Trump’s Defense of His Tax Avoidance Is Getting Even More Brazen

Trump Flag Las Vegas
Donald Trump looks on after the third presidential debate on Wednesday in Las Vegas.

Drew Angerer/Getty Images

Donald Trump, we know well by now, will never admit to any fault. But it was still stunning Wednesday night when, once again, the Republican presidential candidate tried to pin the matter of the taxes he has not paid on Hillary Clinton.

In early October, the New York Times revealed that Trump claimed an amazing $916 million tax loss in 1995, one that likely allowed him to avoid paying federal personal taxes for almost two decades. In both Wednesday night’s presidential debate as well as the town hall–style one held earlier this month, Trump blamed Clinton for the fact that he took advantage of the tax code to ether his tax burden. Here’s how he started on Wednesday:

We’re entitled [to large tax breaks] because of the laws that people like her passed to take massive amounts of depreciation and other charges, and we do it. And all of her donors, just about all of them, I know Buffett took hundreds of millions of dollars, Soros, George Soros took hundreds of millions of dollars.*

A moment later, he concluded: “If you don’t like what I did, you should’ve changed the laws.”

Translation: Everyone does it! So why not me? Also, it’s your fault.

The law that Trump is probably discussing—it’s not, after all, ever fully clear what he’s discussing—came about in 1993, during the presidency of Bill Clinton. That year, real estate “professionals”—that is, businesspeople who worked on their real estate interests at least 750 hours a year (or a little more than 14 hours a week)—received the ability to write off their losses against their personal earnings.

First, no: Not everyone does it. After Trump made a similar assertion about billionaire Democratic donors during the second presidential debate, Warren Buffett stepped forward to say that he has never carried forward a loss like Trump did.*

Moreover, Hillary Clinton wasn’t in any position to do anything about the legislation signed by Bill Clinton. She was first lady in 1993, the same position she held in 1995, the year we know Trump took advantage of the break. But Trump’s complaint appears to be that she didn’t single-handedly repeal the law after she was elected to the U.S. Senate in 2000—five years after he employed the strategy. She couldn’t single-handedly change the law.

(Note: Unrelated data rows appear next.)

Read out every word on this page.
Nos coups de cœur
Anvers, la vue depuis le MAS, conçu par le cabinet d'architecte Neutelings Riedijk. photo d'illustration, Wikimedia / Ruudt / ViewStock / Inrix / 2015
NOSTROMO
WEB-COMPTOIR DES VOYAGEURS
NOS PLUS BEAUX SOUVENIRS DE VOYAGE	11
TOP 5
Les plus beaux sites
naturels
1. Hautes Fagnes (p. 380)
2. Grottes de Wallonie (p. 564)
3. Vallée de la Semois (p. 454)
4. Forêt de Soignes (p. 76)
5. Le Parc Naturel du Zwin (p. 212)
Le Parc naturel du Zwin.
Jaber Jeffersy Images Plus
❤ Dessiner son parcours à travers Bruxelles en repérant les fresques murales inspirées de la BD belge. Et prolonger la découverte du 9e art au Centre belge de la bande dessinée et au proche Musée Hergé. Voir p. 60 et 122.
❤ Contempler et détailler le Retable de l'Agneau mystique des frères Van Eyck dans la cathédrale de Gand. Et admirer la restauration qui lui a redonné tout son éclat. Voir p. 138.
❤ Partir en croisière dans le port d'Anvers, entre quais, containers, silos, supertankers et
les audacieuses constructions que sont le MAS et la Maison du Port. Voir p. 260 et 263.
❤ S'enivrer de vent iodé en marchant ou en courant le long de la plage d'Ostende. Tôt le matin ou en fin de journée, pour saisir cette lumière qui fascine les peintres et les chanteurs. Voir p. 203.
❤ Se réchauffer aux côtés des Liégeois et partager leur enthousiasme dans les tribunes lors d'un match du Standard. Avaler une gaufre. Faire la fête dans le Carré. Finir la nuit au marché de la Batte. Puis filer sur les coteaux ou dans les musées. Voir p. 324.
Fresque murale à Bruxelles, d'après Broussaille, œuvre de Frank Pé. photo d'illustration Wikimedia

And as we should all recall, Clinton did vote—unsuccessfully—in 2001 and 2003 against the income-tax cuts successfully pushed by the George W. Bush administration, cuts that disproportionately benefited high earners.

And what about now? Clinton is now advocating a plan that would limit developers taking advantage of something called like-kind exchanges—that’s when they avoid paying taxes on profits by taking the money and buying another property—to $1 million a year.

As for Trump, who conveniently didn’t say whether he thinks his income tax avoidance was a problem, even though he’s criticized much less fortunate Americans for doing the same: His tax plan, according to many analysts, would actually increase the tax breaks available to real estate honchos like himself. Deplorable.

*Correction, Oct. 20, 2016: This post originally misspelled Warren Buffett’s last name. It also misquoted Trump as saying “all of her donors” took large tax breaks. He was referring to Hillary Clinton’s donors.